Insomma, grazie alla legge e al referendum il Paese fa un passo avanti sulla strada dei diritti. Ecco la parola magica. L’ha invocata don Domenico Arice, direttore dell’Ufficio nazionale per la pastorale della salute della Cei. A suo modo, però. Dice: “La decisione di assumere al San Camillo di Roma medici dedicati all’interruzione di gravidanza, impedendo loro dunque l’obiezione di coscienza, snatura l’impianto della legge 194 che non aveva l’obiettivo di indurre all’aborto ma di prevenirlo. Predisporre medici appositamente a questo ruolo è una indicazione chiara”. E no, don Arice: si fa peccato a dire bugie perché sicuramente la legge aveva l’obiettivo di prevenire l’aborto ma aveva anche un altro obiettivo, consentire alle donne, nei casi previsti, di farne ricorso. Il problema, però, è che con obiezioni che superano a volte il 90 per cento di fatto quella legge negli ospedali viene “sabotata”, “svuotata”, “violata” con conseguenze, come la cronaca dovrebbe ricordarle, a volte drammatiche. Caro Don Arice non le sembra strano che in un paese in cui l’80 per cento degli italiani ha votato a favore dell’aborto, le corsie ospedaliere siano poi frequentate a volte dal 90 per cento di obiettori? Qualcosa non quadra. E lei, cara Lorenzin, il senso, le reali motivazioni di questa contraddizione le ha mai cercate seriamente e serenamente?
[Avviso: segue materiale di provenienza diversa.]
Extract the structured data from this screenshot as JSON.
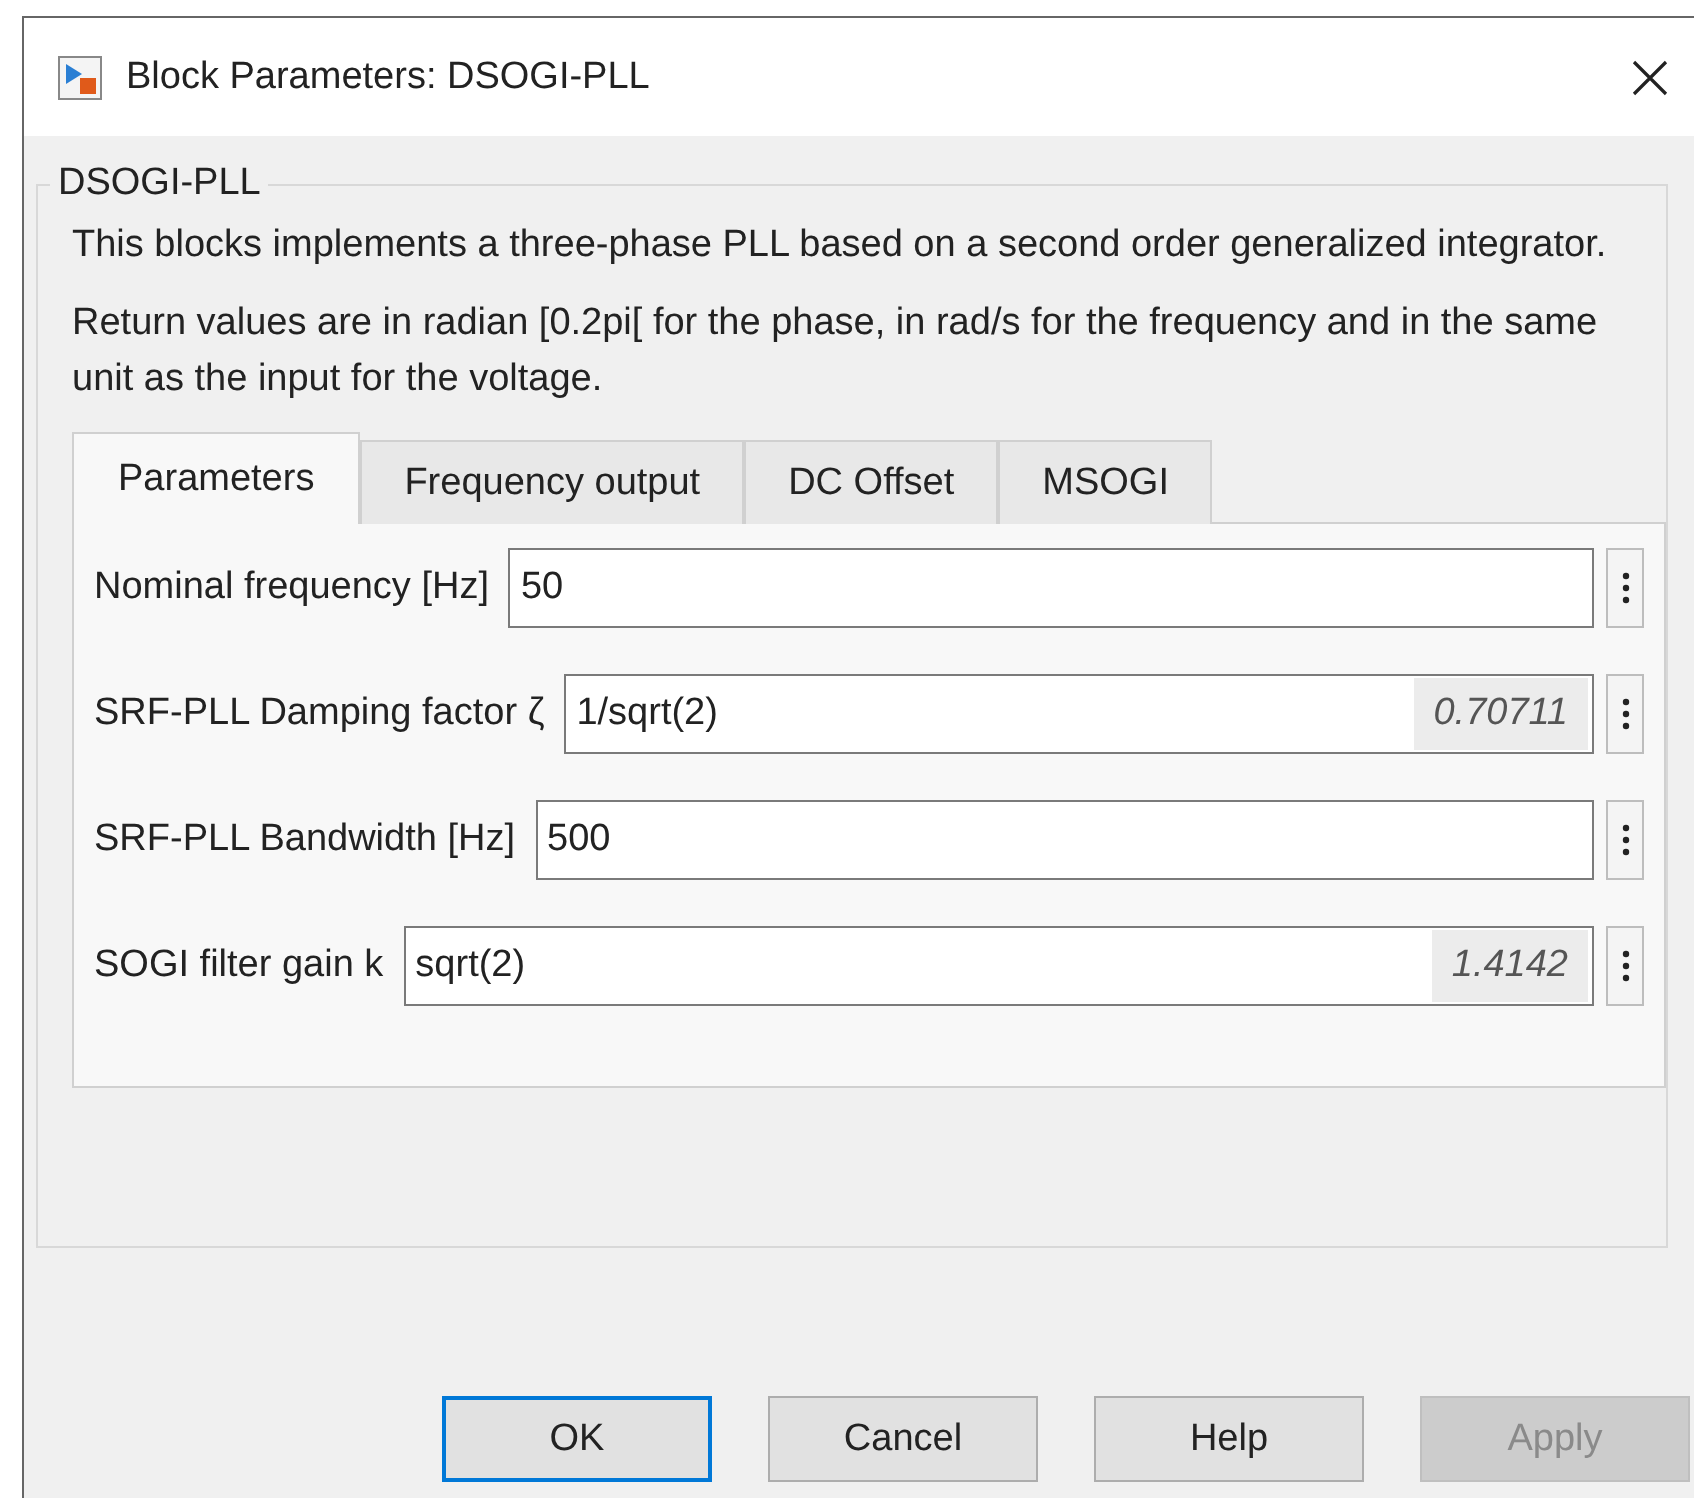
{
  "window": {
    "title": "Block Parameters: DSOGI-PLL"
  },
  "group": {
    "legend": "DSOGI-PLL",
    "paragraphs": [
      "This blocks implements a three-phase PLL based on a second order generalized integrator.",
      "Return values are in radian [0.2pi[ for the phase, in rad/s for the frequency and in the same unit as the input for the voltage."
    ]
  },
  "tabs": [
    {
      "label": "Parameters",
      "selected": true
    },
    {
      "label": "Frequency output",
      "selected": false
    },
    {
      "label": "DC Offset",
      "selected": false
    },
    {
      "label": "MSOGI",
      "selected": false
    }
  ],
  "parameters": [
    {
      "label": "Nominal frequency [Hz]",
      "value": "50"
    },
    {
      "label": "SRF-PLL Damping factor ζ",
      "value": "1/sqrt(2)",
      "evaluated": "0.70711"
    },
    {
      "label": "SRF-PLL Bandwidth [Hz]",
      "value": "500"
    },
    {
      "label": "SOGI filter gain k",
      "value": "sqrt(2)",
      "evaluated": "1.4142"
    }
  ],
  "buttons": [
    {
      "label": "OK",
      "focused": true,
      "disabled": false
    },
    {
      "label": "Cancel",
      "focused": false,
      "disabled": false
    },
    {
      "label": "Help",
      "focused": false,
      "disabled": false
    },
    {
      "label": "Apply",
      "focused": false,
      "disabled": true
    }
  ]
}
I diritti sono diritti, non obblighi e un paese civile dovrebbe riconoscerli tutti (compreso lo ius soli). Nessuno è obbligato a diventare omosessuale perché lo Stato riconosce le coppie gay; nessuno è obbligato a divorziare (pratica estremamente diffusa tra molti nostri esponenti politici, “veri” campioni di cattolicità) perché lo Stato con una legge lo permette; nessuno è obbligato a essere cattolico o a versare l’8 per mille alla Chiesa di Don Arice solo perché nella Costituzione sono inseriti i Patti Lateranensi anche perché quell’inserimento è in palese contrasto con altre norme, sempre della Carta, in cui si proclama la libertà religiosa (vedi quel che disse Calamandrei in proposito). Probabilmente è vero: quel concorso non è propriamente rispettoso della Costituzione. Ma ciò non toglie che i diritti vadano contemperati e al momento uno dei due (quello all’obiezione) al contrario di quel che sostiene don Arice con un’evidente forzatura dialettica, è stato tutelato molto più di quello che la legge riconosce alle donne. Sarebbe stato bello se in questa Italia delle corporazioni, una delle più potenti, quella dei medici, con senso di responsabilità si fosse posta il problema e lo avesse risolto attraverso i propri organismi professionali. Anche perché qualcuno potrebbe essere indotto a pensare, sulla base dei numeri prima indicati, che in questo Paese si sia riprodotta la situazione di quaranta e passa anni fa: pubbliche virtù (teologali) e robusti arricchimenti privati.